No entanto, quando Panenka regressou ao futebol nacional com os Bohemians, o seu penálti pioneiro tornou-se agora numa arma a utilizar com moderação. Depois de Belgrado, ele estima ter cobrado mais 15 pênaltis em sua carreira de jogador, mas usou o Panenka apenas mais três vezes, principalmente na vitória nas eliminatórias para o Campeonato Europeu sobre a França, em Bratislava, em abril de 1979.

“A única vez que perdi foi um amistoso contra um pequeno clube do sul da Boêmia. Choveu muito e o goleiro ficou parado em uma grande poça, então acho que ele não queria mergulhar de qualquer maneira”, lembra ele. “Ele simplesmente ficou lá e pegou.”

Hoje, Panenka, de 77 anos, e o seu penálti são conhecidos em todo o mundo, resultado, acredita ele, da transmissão, pelos pais, desta peça única do vocabulário futebolístico – substantivo e verbo – através do YouTube e das redes sociais. Mas a sua popularidade ainda o surpreende.

Recentemente, ele estava em um avião em Madri esperando para decolar quando outro passageiro o reconheceu. “De repente, havia uma longa cadeia de pessoas querendo uma selfie comigo”, ele sorri. “Nosso voo até atrasou.”
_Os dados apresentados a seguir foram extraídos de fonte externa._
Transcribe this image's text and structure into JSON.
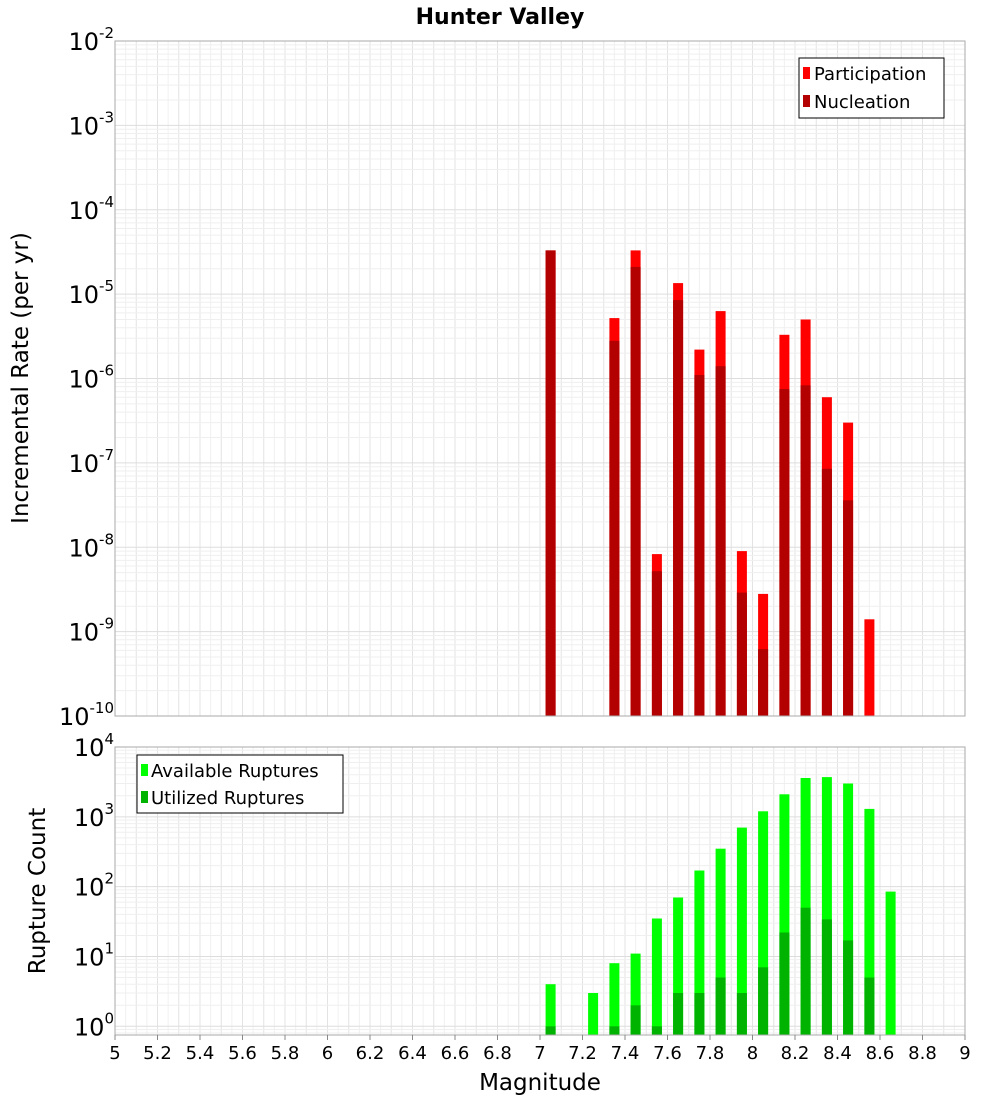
{
  "chart_data": [
    {
      "type": "bar",
      "title": "Hunter Valley",
      "xlabel": "",
      "ylabel": "Incremental Rate (per yr)",
      "yscale": "log",
      "ylim": [
        1e-10,
        0.01
      ],
      "xlim": [
        5,
        9
      ],
      "grid": true,
      "legend_position": "top-right",
      "y_tick_labels": [
        {
          "base": "10",
          "exp": "-10"
        },
        {
          "base": "10",
          "exp": "-9"
        },
        {
          "base": "10",
          "exp": "-8"
        },
        {
          "base": "10",
          "exp": "-7"
        },
        {
          "base": "10",
          "exp": "-6"
        },
        {
          "base": "10",
          "exp": "-5"
        },
        {
          "base": "10",
          "exp": "-4"
        },
        {
          "base": "10",
          "exp": "-3"
        },
        {
          "base": "10",
          "exp": "-2"
        }
      ],
      "series": [
        {
          "name": "Participation",
          "color": "#ff0000",
          "x": [
            7.05,
            7.35,
            7.45,
            7.55,
            7.65,
            7.75,
            7.85,
            7.95,
            8.05,
            8.15,
            8.25,
            8.35,
            8.45,
            8.55
          ],
          "values": [
            3.3e-05,
            5.2e-06,
            3.3e-05,
            8.3e-09,
            1.35e-05,
            2.2e-06,
            6.3e-06,
            9e-09,
            2.8e-09,
            3.3e-06,
            5e-06,
            6e-07,
            3e-07,
            1.4e-09
          ]
        },
        {
          "name": "Nucleation",
          "color": "#b30000",
          "x": [
            7.05,
            7.35,
            7.45,
            7.55,
            7.65,
            7.75,
            7.85,
            7.95,
            8.05,
            8.15,
            8.25,
            8.35,
            8.45
          ],
          "values": [
            3.3e-05,
            2.8e-06,
            2.1e-05,
            5.2e-09,
            8.5e-06,
            1.1e-06,
            1.4e-06,
            2.9e-09,
            6.2e-10,
            7.5e-07,
            8.3e-07,
            8.5e-08,
            3.6e-08
          ]
        }
      ]
    },
    {
      "type": "bar",
      "title": "",
      "xlabel": "Magnitude",
      "ylabel": "Rupture Count",
      "yscale": "log",
      "ylim": [
        0.75,
        10000
      ],
      "xlim": [
        5,
        9
      ],
      "grid": true,
      "legend_position": "top-left",
      "x_tick_labels": [
        "5",
        "5.2",
        "5.4",
        "5.6",
        "5.8",
        "6",
        "6.2",
        "6.4",
        "6.6",
        "6.8",
        "7",
        "7.2",
        "7.4",
        "7.6",
        "7.8",
        "8",
        "8.2",
        "8.4",
        "8.6",
        "8.8",
        "9"
      ],
      "y_tick_labels": [
        {
          "base": "10",
          "exp": "0"
        },
        {
          "base": "10",
          "exp": "1"
        },
        {
          "base": "10",
          "exp": "2"
        },
        {
          "base": "10",
          "exp": "3"
        },
        {
          "base": "10",
          "exp": "4"
        }
      ],
      "series": [
        {
          "name": "Available Ruptures",
          "color": "#00ff00",
          "x": [
            7.05,
            7.25,
            7.35,
            7.45,
            7.55,
            7.65,
            7.75,
            7.85,
            7.95,
            8.05,
            8.15,
            8.25,
            8.35,
            8.45,
            8.55,
            8.65
          ],
          "values": [
            4,
            3,
            8,
            11,
            35,
            70,
            170,
            350,
            700,
            1200,
            2100,
            3600,
            3700,
            3000,
            1300,
            85
          ]
        },
        {
          "name": "Utilized Ruptures",
          "color": "#00b300",
          "x": [
            7.05,
            7.35,
            7.45,
            7.55,
            7.65,
            7.75,
            7.85,
            7.95,
            8.05,
            8.15,
            8.25,
            8.35,
            8.45,
            8.55
          ],
          "values": [
            1,
            1,
            2,
            1,
            3,
            3,
            5,
            3,
            7,
            22,
            50,
            34,
            17,
            5
          ]
        }
      ]
    }
  ]
}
É possível contar nos dedos de uma mão aqueles jogadores cujos nomes se tornaram uma abreviação de invenção, por um momento que distorce a lógica do próprio jogo. Alguns rótulos ficam lisonjeados, outros desaparecem, mas o Panenka perdura ao lado do Cruyff Turn como algo ao mesmo tempo ousado e definitivo.

Panenka dá de ombros diante da ideia de uma alternativa comum. Sim, um pontapé de grande penalidade mais convencional ainda poderia ter garantido o título europeu à Checoslováquia, mas não teria reescrito a sua vida, nem gravado o seu nome na história do futebol.

Meio século depois, o que permanece não é apenas a sua medalha ou o troféu, mas essa escolha – uma demonstração de coragem numa fracção de segundo que transformou o risco em imortalidade e um jogador de futebol em folclore.

“O pênalti que cometi realmente mudou minha vida e o fato de ainda estar aqui 50 anos depois falando sobre isso é absolutamente incrível”, acrescenta. “Estou tão feliz por ter feito isso.”